I just can't with this one - gzt does statistics

As scientists, we have ethical responsibilities related to the uses of our work, and sometimes these are not entirely obvious. We have to at least pretend to think about them. If our work is “basic” research, we can claim moral ambiguity sometimes (whether such claims are justified is an empirical question). If our work is “applied”, we have little cover.

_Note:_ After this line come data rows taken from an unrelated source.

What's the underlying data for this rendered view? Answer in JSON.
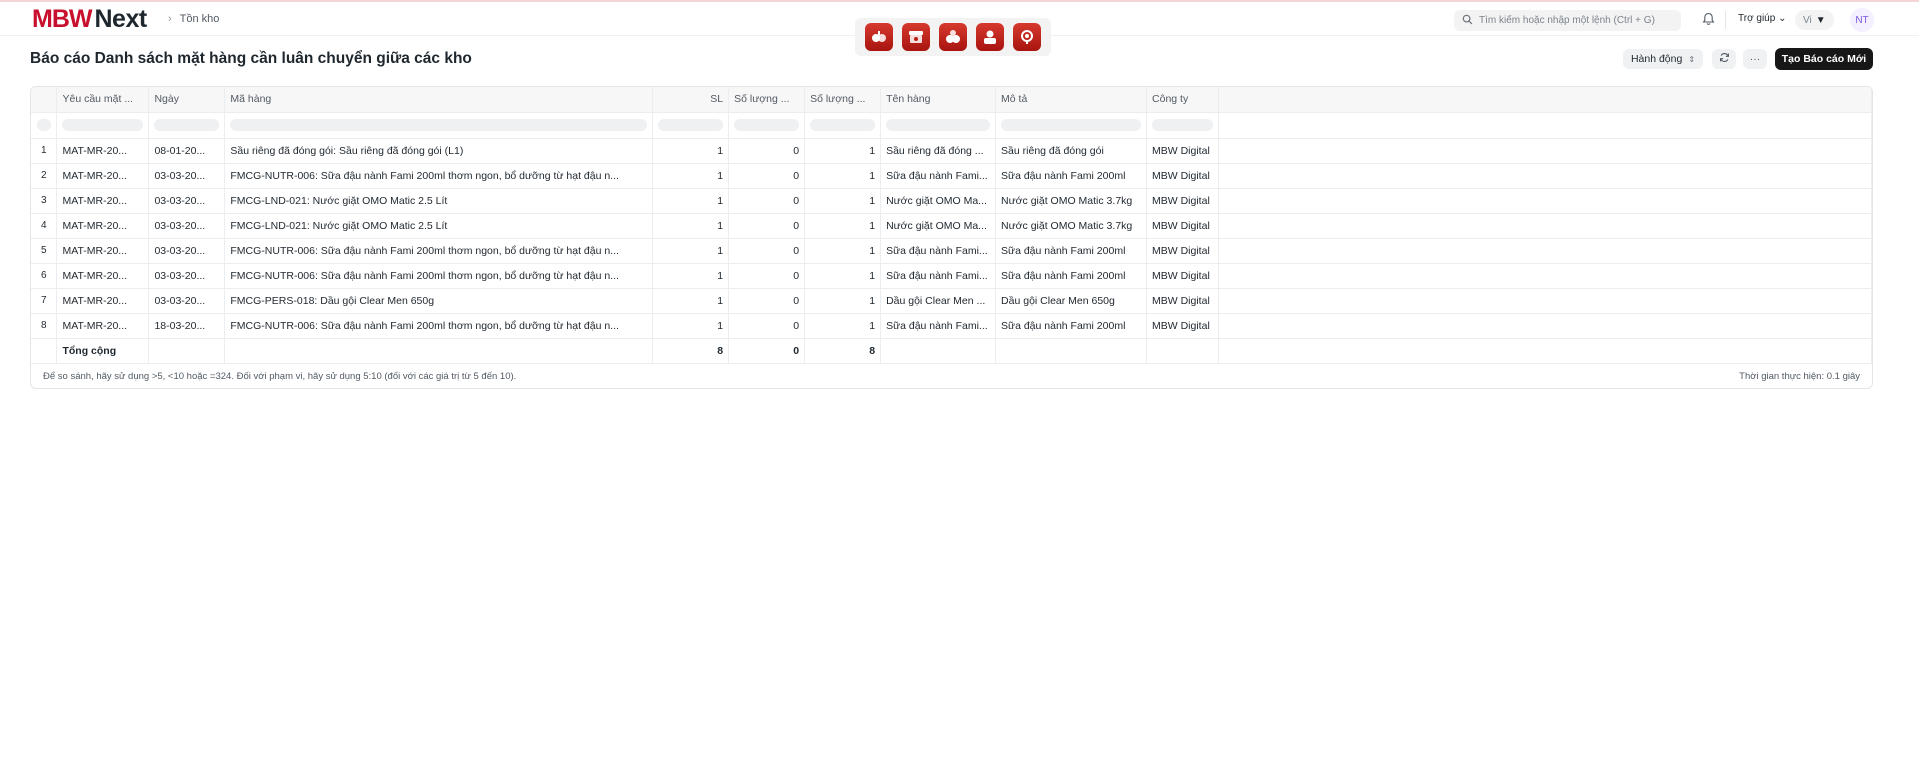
{
  "app": {
    "logo_mbw": "MBW",
    "logo_next": "Next"
  },
  "breadcrumb": {
    "item": "Tồn kho"
  },
  "app_launcher": {
    "icons": [
      "app-icon-1",
      "app-icon-2",
      "app-icon-3",
      "app-icon-4",
      "app-icon-5"
    ]
  },
  "search": {
    "placeholder": "Tìm kiếm hoặc nhập một lệnh (Ctrl + G)"
  },
  "navbar": {
    "help_label": "Trợ giúp",
    "lang_label": "Vi",
    "avatar_initials": "NT"
  },
  "page": {
    "title": "Báo cáo Danh sách mặt hàng cần luân chuyển giữa các kho"
  },
  "toolbar": {
    "actions_label": "Hành động",
    "new_report_label": "Tạo Báo cáo Mới"
  },
  "table": {
    "columns": [
      "Yêu cầu mặt ...",
      "Ngày",
      "Mã hàng",
      "SL",
      "Số lượng ...",
      "Số lượng ...",
      "Tên hàng",
      "Mô tả",
      "Công ty"
    ],
    "rows": [
      [
        "1",
        "MAT-MR-20...",
        "08-01-20...",
        "Sầu riêng đã đóng gói: Sầu riêng đã đóng gói (L1)",
        "1",
        "0",
        "1",
        "Sầu riêng đã đóng ...",
        "Sầu riêng đã đóng gói",
        "MBW Digital"
      ],
      [
        "2",
        "MAT-MR-20...",
        "03-03-20...",
        "FMCG-NUTR-006: Sữa đậu nành Fami 200ml thơm ngon, bổ dưỡng từ hạt đậu n...",
        "1",
        "0",
        "1",
        "Sữa đậu nành Fami...",
        "Sữa đậu nành Fami 200ml",
        "MBW Digital"
      ],
      [
        "3",
        "MAT-MR-20...",
        "03-03-20...",
        "FMCG-LND-021: Nước giặt OMO Matic 2.5 Lít",
        "1",
        "0",
        "1",
        "Nước giặt OMO Ma...",
        "Nước giặt OMO Matic 3.7kg",
        "MBW Digital"
      ],
      [
        "4",
        "MAT-MR-20...",
        "03-03-20...",
        "FMCG-LND-021: Nước giặt OMO Matic 2.5 Lít",
        "1",
        "0",
        "1",
        "Nước giặt OMO Ma...",
        "Nước giặt OMO Matic 3.7kg",
        "MBW Digital"
      ],
      [
        "5",
        "MAT-MR-20...",
        "03-03-20...",
        "FMCG-NUTR-006: Sữa đậu nành Fami 200ml thơm ngon, bổ dưỡng từ hạt đậu n...",
        "1",
        "0",
        "1",
        "Sữa đậu nành Fami...",
        "Sữa đậu nành Fami 200ml",
        "MBW Digital"
      ],
      [
        "6",
        "MAT-MR-20...",
        "03-03-20...",
        "FMCG-NUTR-006: Sữa đậu nành Fami 200ml thơm ngon, bổ dưỡng từ hạt đậu n...",
        "1",
        "0",
        "1",
        "Sữa đậu nành Fami...",
        "Sữa đậu nành Fami 200ml",
        "MBW Digital"
      ],
      [
        "7",
        "MAT-MR-20...",
        "03-03-20...",
        "FMCG-PERS-018: Dầu gội Clear Men 650g",
        "1",
        "0",
        "1",
        "Dầu gội Clear Men ...",
        "Dầu gội Clear Men 650g",
        "MBW Digital"
      ],
      [
        "8",
        "MAT-MR-20...",
        "18-03-20...",
        "FMCG-NUTR-006: Sữa đậu nành Fami 200ml thơm ngon, bổ dưỡng từ hạt đậu n...",
        "1",
        "0",
        "1",
        "Sữa đậu nành Fami...",
        "Sữa đậu nành Fami 200ml",
        "MBW Digital"
      ]
    ],
    "total": {
      "label": "Tổng cộng",
      "sl": "8",
      "qty1": "0",
      "qty2": "8"
    }
  },
  "footer": {
    "hint": "Để so sánh, hãy sử dụng >5, <10 hoặc =324. Đối với phạm vi, hãy sử dụng 5:10 (đối với các giá trị từ 5 đến 10).",
    "exec_time": "Thời gian thực hiện: 0.1 giây"
  },
  "colors": {
    "brand_red": "#c8102e",
    "primary_button": "#171717"
  }
}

When I read articles about uncritical applications of “machine learning” to “social issues”, I just can’t handle it. Kudos to the engineer who pushed back against the presenter (he sounds very good) and the others who questioned it. Regardless of the application, any uncritical use of existing labels is going to reproduce the biases of the system. When dealing with something as fraught as gang membership, especially when using geography as one of the few inputs (understand the context of your application, even just a little!), doing so is almost certainly going to reinforce systemic biases. This does not require special knowledge of the field (though it helps), this is part of our training as statisticians or data scientists or whatever else we want to call people creating these models. We are supposed to understand biased labels and consider the cost of misclassification even before we consider the specific details of the application.

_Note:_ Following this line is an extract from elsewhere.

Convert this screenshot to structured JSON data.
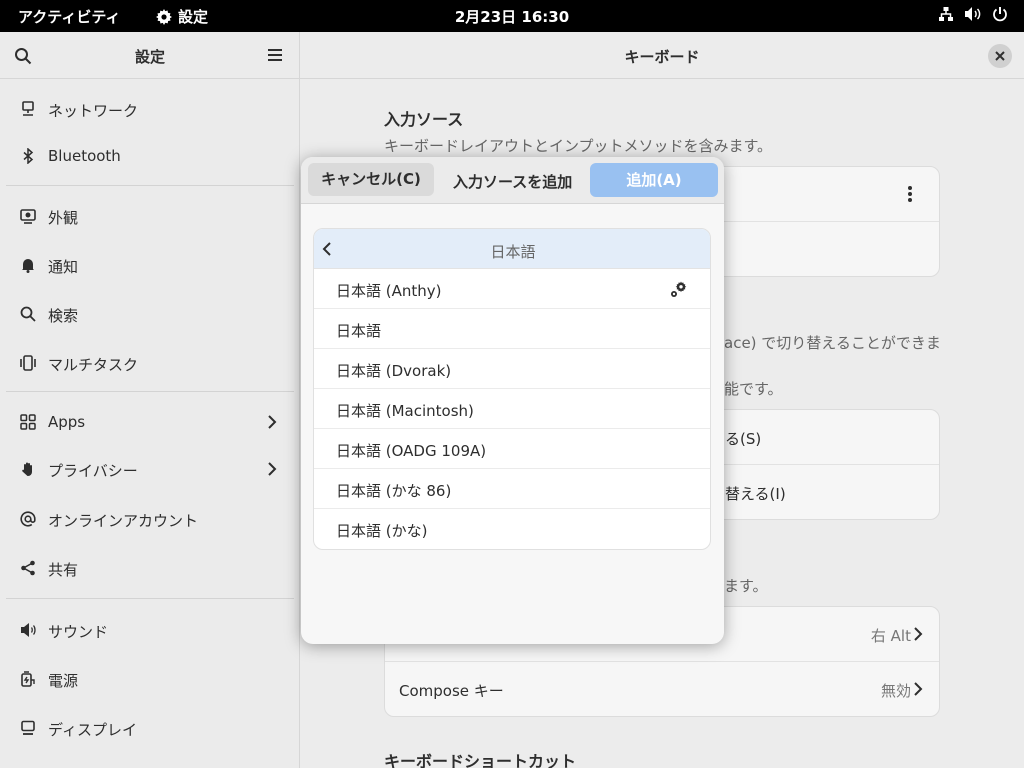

However, as much as I try to avoid it (numbers are fun and learning is boring! (this is false, I’m a humanist who only does numbers because I’m better at it)), whenever I have consulted as a statistician on a project, I have had to learn something about the data generating process and the context of the application in order to do my work effectively. So I just can’t get around this blindness. Perhaps I have a poor imagination or perhaps I’m doing too much moral grandstanding here. We will all be tested and we will all fail, hopefully only in minor ways. But, dear Lord, we have to at least try.